JAYAPURA, Lapbiru.com – Ketua Aliansi Pemuda dan Masyarakat Papua Peduli Demokrasi di Tanah Papua, Jansen Previdea Kareth, mengapresiasi sikap kritis Majelis Rakyat Papua (MRP) yang mempertanyakan rencana pencabutan dana cadangan sebesar Rp134 miliar melalui perubahan Perdasi Nomor 5 Tahun 2014 dan Perdasi Nomor 1 Tahun 2010 dalam Sidang Paripurna VII DPR Papua.
Menurutnya, langkah MRP merupakan bentuk pengawasan terhadap kebijakan pemerintah daerah agar tetap sejalan dengan amanat Undang-Undang Otonomi Khusus (Otsus) Papua. Ia menilai MRP memiliki peran penting sebagai lembaga kultur yang mewakili kepentingan Orang Asli Papua.
Ia menyebut, sikap tersebut sudah terlihat dalam rapat Kelompok Kerja (Pokja) MRP yang digelar pada 13 Juli 2026 di Kantor MRP Papua. Forum itu membahas keputusan pemerintah daerah terkait pencabutan dana cadangan.

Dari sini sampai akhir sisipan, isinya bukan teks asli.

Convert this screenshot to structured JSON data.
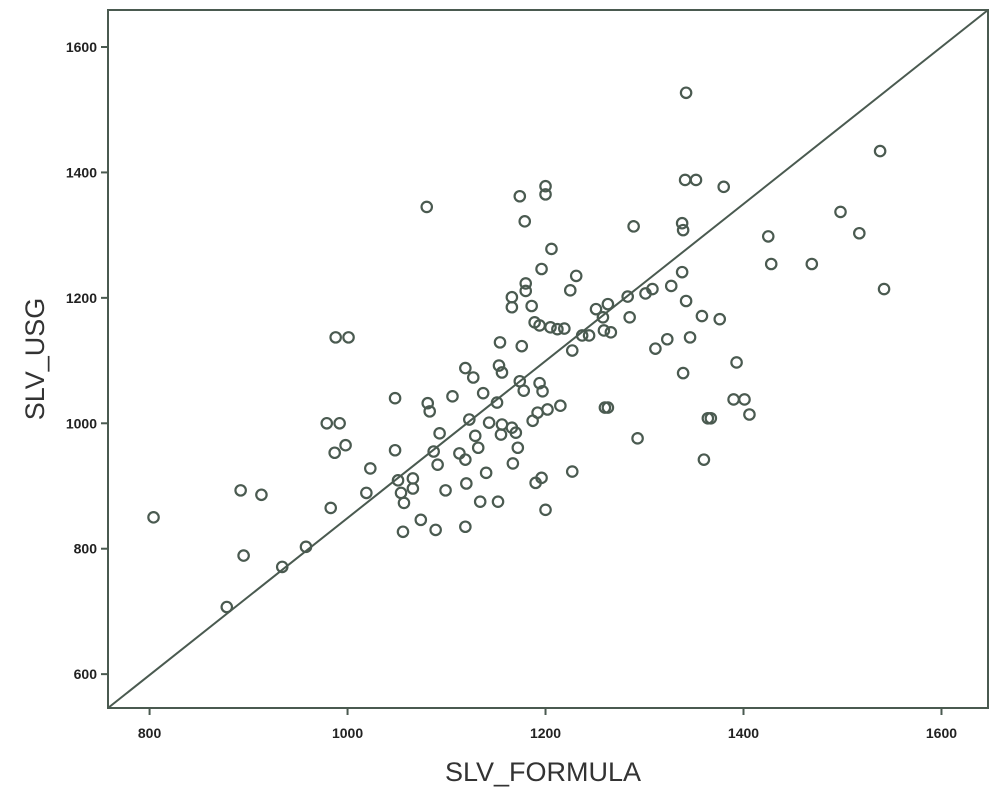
{
  "chart_data": {
    "type": "scatter",
    "title": "",
    "xlabel": "SLV_FORMULA",
    "ylabel": "SLV_USG",
    "xlim": [
      758,
      1647
    ],
    "ylim": [
      546,
      1659
    ],
    "xticks": [
      800,
      1000,
      1200,
      1400,
      1600
    ],
    "yticks": [
      600,
      800,
      1000,
      1200,
      1400,
      1600
    ],
    "xtick_labels": [
      "800",
      "1000",
      "1200",
      "1400",
      "1600"
    ],
    "ytick_labels": [
      "600",
      "800",
      "1000",
      "1200",
      "1400",
      "1600"
    ],
    "grid": false,
    "reference_line": {
      "x": [
        758,
        1647
      ],
      "y": [
        546,
        1659
      ]
    },
    "marker_color": "#4a5a50",
    "line_color": "#4a5a50",
    "points": [
      [
        804,
        850
      ],
      [
        878,
        707
      ],
      [
        895,
        789
      ],
      [
        892,
        893
      ],
      [
        913,
        886
      ],
      [
        934,
        771
      ],
      [
        958,
        803
      ],
      [
        983,
        865
      ],
      [
        979,
        1000
      ],
      [
        992,
        1000
      ],
      [
        987,
        953
      ],
      [
        998,
        965
      ],
      [
        988,
        1137
      ],
      [
        1001,
        1137
      ],
      [
        1019,
        889
      ],
      [
        1023,
        928
      ],
      [
        1048,
        1040
      ],
      [
        1048,
        957
      ],
      [
        1051,
        909
      ],
      [
        1054,
        889
      ],
      [
        1057,
        873
      ],
      [
        1056,
        827
      ],
      [
        1066,
        896
      ],
      [
        1066,
        912
      ],
      [
        1074,
        846
      ],
      [
        1089,
        830
      ],
      [
        1091,
        934
      ],
      [
        1087,
        955
      ],
      [
        1093,
        984
      ],
      [
        1081,
        1032
      ],
      [
        1083,
        1019
      ],
      [
        1080,
        1345
      ],
      [
        1099,
        893
      ],
      [
        1106,
        1043
      ],
      [
        1119,
        835
      ],
      [
        1120,
        904
      ],
      [
        1113,
        952
      ],
      [
        1119,
        942
      ],
      [
        1123,
        1006
      ],
      [
        1119,
        1088
      ],
      [
        1127,
        1073
      ],
      [
        1129,
        980
      ],
      [
        1132,
        961
      ],
      [
        1134,
        875
      ],
      [
        1137,
        1048
      ],
      [
        1140,
        921
      ],
      [
        1143,
        1001
      ],
      [
        1151,
        1033
      ],
      [
        1152,
        875
      ],
      [
        1153,
        1092
      ],
      [
        1154,
        1129
      ],
      [
        1156,
        1081
      ],
      [
        1155,
        982
      ],
      [
        1156,
        998
      ],
      [
        1167,
        936
      ],
      [
        1166,
        993
      ],
      [
        1170,
        985
      ],
      [
        1172,
        961
      ],
      [
        1174,
        1067
      ],
      [
        1178,
        1052
      ],
      [
        1176,
        1123
      ],
      [
        1166,
        1201
      ],
      [
        1166,
        1185
      ],
      [
        1174,
        1362
      ],
      [
        1179,
        1322
      ],
      [
        1180,
        1223
      ],
      [
        1180,
        1211
      ],
      [
        1186,
        1187
      ],
      [
        1189,
        1161
      ],
      [
        1194,
        1156
      ],
      [
        1187,
        1004
      ],
      [
        1192,
        1017
      ],
      [
        1190,
        905
      ],
      [
        1196,
        913
      ],
      [
        1194,
        1064
      ],
      [
        1197,
        1051
      ],
      [
        1200,
        862
      ],
      [
        1202,
        1022
      ],
      [
        1196,
        1246
      ],
      [
        1200,
        1378
      ],
      [
        1200,
        1365
      ],
      [
        1206,
        1278
      ],
      [
        1205,
        1153
      ],
      [
        1212,
        1150
      ],
      [
        1215,
        1028
      ],
      [
        1219,
        1151
      ],
      [
        1225,
        1212
      ],
      [
        1231,
        1235
      ],
      [
        1227,
        1116
      ],
      [
        1227,
        923
      ],
      [
        1237,
        1140
      ],
      [
        1244,
        1140
      ],
      [
        1251,
        1182
      ],
      [
        1260,
        1025
      ],
      [
        1258,
        1169
      ],
      [
        1259,
        1148
      ],
      [
        1263,
        1190
      ],
      [
        1266,
        1145
      ],
      [
        1263,
        1025
      ],
      [
        1283,
        1202
      ],
      [
        1285,
        1169
      ],
      [
        1289,
        1314
      ],
      [
        1293,
        976
      ],
      [
        1301,
        1207
      ],
      [
        1308,
        1214
      ],
      [
        1311,
        1119
      ],
      [
        1323,
        1134
      ],
      [
        1327,
        1219
      ],
      [
        1338,
        1319
      ],
      [
        1339,
        1308
      ],
      [
        1341,
        1388
      ],
      [
        1352,
        1388
      ],
      [
        1342,
        1527
      ],
      [
        1338,
        1241
      ],
      [
        1342,
        1195
      ],
      [
        1339,
        1080
      ],
      [
        1346,
        1137
      ],
      [
        1358,
        1171
      ],
      [
        1360,
        942
      ],
      [
        1364,
        1008
      ],
      [
        1367,
        1008
      ],
      [
        1376,
        1166
      ],
      [
        1380,
        1377
      ],
      [
        1393,
        1097
      ],
      [
        1390,
        1038
      ],
      [
        1401,
        1038
      ],
      [
        1406,
        1014
      ],
      [
        1425,
        1298
      ],
      [
        1428,
        1254
      ],
      [
        1469,
        1254
      ],
      [
        1498,
        1337
      ],
      [
        1517,
        1303
      ],
      [
        1538,
        1434
      ],
      [
        1542,
        1214
      ]
    ]
  }
}
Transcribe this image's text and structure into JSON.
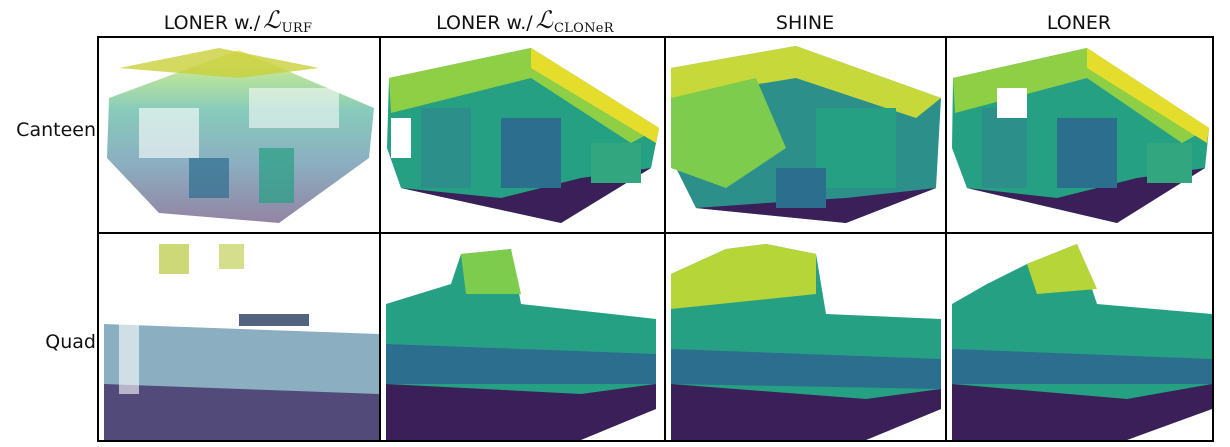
{
  "columns": [
    {
      "prefix": "LONER w./",
      "math": "ℒ",
      "sub": "URF"
    },
    {
      "prefix": "LONER w./",
      "math": "ℒ",
      "sub": "CLONeR"
    },
    {
      "prefix": "SHINE",
      "math": "",
      "sub": ""
    },
    {
      "prefix": "LONER",
      "math": "",
      "sub": ""
    }
  ],
  "rows": [
    "Canteen",
    "Quad"
  ],
  "colors": {
    "viridis_dark": "#3b1f59",
    "viridis_blue": "#2c6e8e",
    "viridis_teal": "#26a083",
    "viridis_green": "#7ecc4d",
    "viridis_yellow": "#e5dd2b"
  }
}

“MRP sudah tepat bersikap kritis. Kebijakan pencabutan dana cadangan harus dikaji secara mendalam dan tidak boleh bertentangan dengan amanat Undang-Undang Otsus Papua,” kata Jansen. Dalam keterangan resmi, kamis (16/7/2026).
Ia menegaskan dana cadangan yang bersumber dari dana Otsus merupakan hak masyarakat Papua yang disiapkan untuk kebutuhan strategis dan mendesak, seperti sektor pendidikan, kesehatan, pemberdayaan ekonomi masyarakat, hingga penanganan bencana.
“Jangan mencampuradukkan dana cadangan yang berasal dari Otsus dengan anggaran yang bersumber dari APBD. Dana itu diperuntukkan bagi kepentingan rakyat Papua,” ujarnya.
Ia juga menyoroti sikap DPR Papua yang dinilainya belum menunjukkan fungsi pengawasan secara maksimal terhadap kebijakan pemerintah daerah. Menurutnya, lembaga legislatif seharusnya menjadi representasi kepentingan masyarakat, bukan sekadar mengikuti arah kebijakan eksekutif.
“DPR harus menjadi penyambung suara rakyat. Fungsi pengawasan jangan sampai melemah karena kepentingan masyarakat harus menjadi prioritas,” tegasnya.
Dalam kesempatan itu, Jansen mengingatkan bahwa aliansinya sebelumnya juga pernah meminta Komisi Pemberantasan Korupsi (KPK) mengaudit penggunaan dana cadangan sebesar Rp44 miliar yang dialokasikan kepada tujuh instansi teknis pada 2025.
Ia mengatakan permintaan tersebut diajukan agar penggunaan dana publik dapat dipertanggungjawabkan secara terbuka, termasuk program yang dibiayai, penerima manfaat, indikator keberhasilan, hingga dampaknya bagi masyarakat.
“Kami ingin ada transparansi. Publik berhak mengetahui ke mana dana itu digunakan dan apa manfaat yang benar-benar dirasakan masyarakat,” katanya.
Jansen berharap kebijakan pemerintah daerah terkait pencabutan dana cadangan tidak mengurangi perlindungan terhadap kepentingan masyarakat Papua. Ia meminta setiap keputusan yang menyangkut dana Otsus dilakukan secara terbuka, akuntabel, dan sesuai ketentuan peraturan perundang-undangan.